As Eaves looked over the papers, Ashley smiled inwardly. She suddenly realised that Eaves was so desperate to impeach her with the evidence that Christine had provided that he had completely dropped the ball. He wasn’t pushing her at all on whether she and Spencer had lived together during the first months of their marriage, while Spencer had been seeing Petra. He had been blinded by their mutual animosity and could only see Ashley’s guilt.
Eaves was clearly exasperated. “Are you denying that your marriage is a sham?”
“I most certainly am.” He was making it too easy. The wedding might have been a sham at the time, but her marriage as it stood definitely was not. At least, not in her eyes.
“Have we not already covered this ground? I think my client’s declaration was quite emphatic,” Bill added.
Sorensen spoke for the first time in almost an hour. All he said was, “Robert,” in a warning tone.

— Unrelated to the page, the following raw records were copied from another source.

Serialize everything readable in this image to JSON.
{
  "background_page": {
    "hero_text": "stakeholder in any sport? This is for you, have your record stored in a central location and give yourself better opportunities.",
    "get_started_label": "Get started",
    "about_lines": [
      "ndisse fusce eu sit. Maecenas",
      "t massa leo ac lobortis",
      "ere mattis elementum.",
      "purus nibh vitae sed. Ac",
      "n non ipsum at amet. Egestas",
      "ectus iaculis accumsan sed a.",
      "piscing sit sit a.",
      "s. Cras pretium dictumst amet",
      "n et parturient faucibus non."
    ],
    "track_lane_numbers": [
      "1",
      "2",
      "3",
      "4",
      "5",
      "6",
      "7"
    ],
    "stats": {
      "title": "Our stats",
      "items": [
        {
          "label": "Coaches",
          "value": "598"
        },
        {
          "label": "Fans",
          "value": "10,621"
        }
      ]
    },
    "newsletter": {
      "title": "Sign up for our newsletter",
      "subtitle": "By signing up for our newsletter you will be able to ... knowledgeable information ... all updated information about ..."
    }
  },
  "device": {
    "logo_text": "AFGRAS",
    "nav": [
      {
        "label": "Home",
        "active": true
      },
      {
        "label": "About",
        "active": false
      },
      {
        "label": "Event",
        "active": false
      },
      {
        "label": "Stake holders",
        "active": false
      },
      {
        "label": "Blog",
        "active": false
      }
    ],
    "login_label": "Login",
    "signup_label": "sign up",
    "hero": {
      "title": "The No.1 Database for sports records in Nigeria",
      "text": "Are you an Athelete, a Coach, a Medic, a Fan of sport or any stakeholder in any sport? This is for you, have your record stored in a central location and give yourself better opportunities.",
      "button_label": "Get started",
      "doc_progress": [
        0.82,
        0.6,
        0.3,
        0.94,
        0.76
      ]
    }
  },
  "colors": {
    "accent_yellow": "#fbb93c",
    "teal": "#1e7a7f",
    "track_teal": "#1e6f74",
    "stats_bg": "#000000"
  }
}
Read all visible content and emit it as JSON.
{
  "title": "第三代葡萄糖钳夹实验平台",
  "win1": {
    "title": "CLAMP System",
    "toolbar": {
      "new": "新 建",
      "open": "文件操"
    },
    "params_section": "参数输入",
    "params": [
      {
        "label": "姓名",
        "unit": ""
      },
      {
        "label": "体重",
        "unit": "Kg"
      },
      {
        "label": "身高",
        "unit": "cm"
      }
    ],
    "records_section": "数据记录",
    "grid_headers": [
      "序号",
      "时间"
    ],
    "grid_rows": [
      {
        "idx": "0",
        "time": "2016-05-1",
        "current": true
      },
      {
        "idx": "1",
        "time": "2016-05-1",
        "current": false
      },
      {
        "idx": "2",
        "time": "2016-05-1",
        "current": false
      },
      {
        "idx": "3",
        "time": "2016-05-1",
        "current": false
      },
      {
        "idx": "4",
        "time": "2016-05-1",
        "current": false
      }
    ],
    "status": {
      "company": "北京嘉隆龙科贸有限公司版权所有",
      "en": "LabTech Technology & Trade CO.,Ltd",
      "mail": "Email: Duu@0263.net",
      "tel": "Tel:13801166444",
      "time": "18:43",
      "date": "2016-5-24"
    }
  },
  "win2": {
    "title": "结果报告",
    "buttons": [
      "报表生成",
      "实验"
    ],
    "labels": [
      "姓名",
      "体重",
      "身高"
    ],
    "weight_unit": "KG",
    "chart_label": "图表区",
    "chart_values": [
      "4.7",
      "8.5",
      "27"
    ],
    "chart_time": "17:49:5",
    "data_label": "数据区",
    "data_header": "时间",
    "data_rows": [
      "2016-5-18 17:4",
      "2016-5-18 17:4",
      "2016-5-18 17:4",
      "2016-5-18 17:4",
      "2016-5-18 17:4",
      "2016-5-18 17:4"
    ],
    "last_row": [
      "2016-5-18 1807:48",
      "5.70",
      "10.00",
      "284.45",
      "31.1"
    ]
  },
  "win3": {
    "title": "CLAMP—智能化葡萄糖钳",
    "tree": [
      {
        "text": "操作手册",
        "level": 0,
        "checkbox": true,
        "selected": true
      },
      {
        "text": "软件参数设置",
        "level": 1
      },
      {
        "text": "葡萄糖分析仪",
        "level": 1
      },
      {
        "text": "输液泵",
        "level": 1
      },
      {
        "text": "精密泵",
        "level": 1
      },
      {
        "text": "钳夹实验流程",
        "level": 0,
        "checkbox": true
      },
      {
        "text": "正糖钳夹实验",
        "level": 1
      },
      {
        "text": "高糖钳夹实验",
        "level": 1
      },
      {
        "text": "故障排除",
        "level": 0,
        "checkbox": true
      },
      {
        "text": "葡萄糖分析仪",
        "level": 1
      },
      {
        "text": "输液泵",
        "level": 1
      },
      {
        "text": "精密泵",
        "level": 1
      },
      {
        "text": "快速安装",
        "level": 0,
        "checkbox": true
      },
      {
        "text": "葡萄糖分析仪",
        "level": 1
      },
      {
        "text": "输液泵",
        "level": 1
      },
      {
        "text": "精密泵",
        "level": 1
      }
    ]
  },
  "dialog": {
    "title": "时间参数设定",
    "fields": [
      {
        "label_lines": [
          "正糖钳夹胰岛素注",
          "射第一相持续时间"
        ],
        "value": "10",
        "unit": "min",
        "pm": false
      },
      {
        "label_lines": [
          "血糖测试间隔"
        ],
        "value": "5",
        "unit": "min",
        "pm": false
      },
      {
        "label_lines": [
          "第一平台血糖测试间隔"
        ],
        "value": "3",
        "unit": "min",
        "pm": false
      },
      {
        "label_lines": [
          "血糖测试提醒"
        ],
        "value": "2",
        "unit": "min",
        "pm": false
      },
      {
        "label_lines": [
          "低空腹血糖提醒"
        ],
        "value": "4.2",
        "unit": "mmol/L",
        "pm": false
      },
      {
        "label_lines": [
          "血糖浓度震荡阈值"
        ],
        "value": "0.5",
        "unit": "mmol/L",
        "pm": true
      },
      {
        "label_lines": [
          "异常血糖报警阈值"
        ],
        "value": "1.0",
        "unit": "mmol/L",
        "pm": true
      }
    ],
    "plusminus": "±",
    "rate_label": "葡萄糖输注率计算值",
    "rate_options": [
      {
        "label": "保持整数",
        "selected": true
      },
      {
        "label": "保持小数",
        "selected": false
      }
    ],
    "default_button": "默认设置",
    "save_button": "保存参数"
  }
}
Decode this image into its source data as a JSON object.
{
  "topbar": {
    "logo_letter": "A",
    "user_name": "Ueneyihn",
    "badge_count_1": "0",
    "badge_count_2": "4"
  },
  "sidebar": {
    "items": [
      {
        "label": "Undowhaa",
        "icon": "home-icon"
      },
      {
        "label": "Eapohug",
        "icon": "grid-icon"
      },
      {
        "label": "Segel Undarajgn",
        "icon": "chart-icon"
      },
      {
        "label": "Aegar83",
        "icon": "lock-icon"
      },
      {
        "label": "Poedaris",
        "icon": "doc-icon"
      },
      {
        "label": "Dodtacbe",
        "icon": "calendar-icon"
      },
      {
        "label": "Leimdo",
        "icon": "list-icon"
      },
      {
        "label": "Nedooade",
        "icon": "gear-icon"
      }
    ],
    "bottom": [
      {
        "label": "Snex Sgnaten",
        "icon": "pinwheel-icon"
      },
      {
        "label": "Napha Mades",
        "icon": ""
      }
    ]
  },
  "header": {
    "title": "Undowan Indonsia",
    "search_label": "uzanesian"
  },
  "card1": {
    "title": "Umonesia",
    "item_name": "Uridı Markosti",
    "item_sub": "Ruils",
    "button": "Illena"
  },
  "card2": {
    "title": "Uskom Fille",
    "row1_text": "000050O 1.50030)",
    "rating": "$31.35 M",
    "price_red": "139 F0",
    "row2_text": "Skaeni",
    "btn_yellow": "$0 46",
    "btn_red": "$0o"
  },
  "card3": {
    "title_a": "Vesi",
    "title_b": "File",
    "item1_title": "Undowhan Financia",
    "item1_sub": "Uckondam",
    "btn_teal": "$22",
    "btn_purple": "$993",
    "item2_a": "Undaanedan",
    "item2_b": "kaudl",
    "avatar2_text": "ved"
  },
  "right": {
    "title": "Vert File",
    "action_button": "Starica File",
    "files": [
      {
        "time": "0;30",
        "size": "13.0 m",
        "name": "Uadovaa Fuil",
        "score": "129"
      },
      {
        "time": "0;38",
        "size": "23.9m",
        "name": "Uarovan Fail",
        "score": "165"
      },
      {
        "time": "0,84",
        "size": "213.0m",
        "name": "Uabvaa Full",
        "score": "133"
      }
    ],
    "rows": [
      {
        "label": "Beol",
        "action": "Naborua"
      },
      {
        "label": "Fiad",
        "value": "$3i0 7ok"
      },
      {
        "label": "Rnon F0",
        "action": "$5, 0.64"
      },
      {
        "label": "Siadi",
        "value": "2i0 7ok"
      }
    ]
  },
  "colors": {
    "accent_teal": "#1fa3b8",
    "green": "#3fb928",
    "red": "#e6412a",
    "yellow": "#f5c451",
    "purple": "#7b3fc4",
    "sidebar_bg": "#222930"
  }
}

“Are there any further questions?” Bill asked.
Sorensen shook his head, more at his partner’s behaviour than in answer to the question. “I think we’re done here.”
* * *
Ashley strutted into the lobby, her suit jacket over her shoulder, dangling from her finger. Bill walked alongside her. She spotted Spencer and Phil chatting in a relaxed manner and approached them.
“How’d it go with Cho?” she asked. She smiled at Spencer. She was a happy woman: she had a beautiful wife and she had crushed that weasel, Eaves. It was a good day.
“Like we expected,” Phil replied. He addressed Bill. “Should we compare notes?”
“That would be good. Do you have time now or shall we schedule it?”
“Now’s fine for me if it works for you.”
“Ladies,” Bill said, “if you’ll excuse us.”
“Spencer, I’ll speak to you later,” Phil said, shaking her hand. “Pleasure to meet you, Ashley.”
“You, too,” she agreed, but her attention was all on Spencer. Having admitted to Eaves how she felt about Spencer, she felt like a new person. Saying it out loud had made it so real to her.
Spencer nodded her head towards the door. “Should we head out?”
“Yeah, I definitely need to get out of this place,” she agreed.
Her wife chuckled. “Eaves?”
“Yeah, Eaves.” She started walking. “Let’s go home and talk about it.”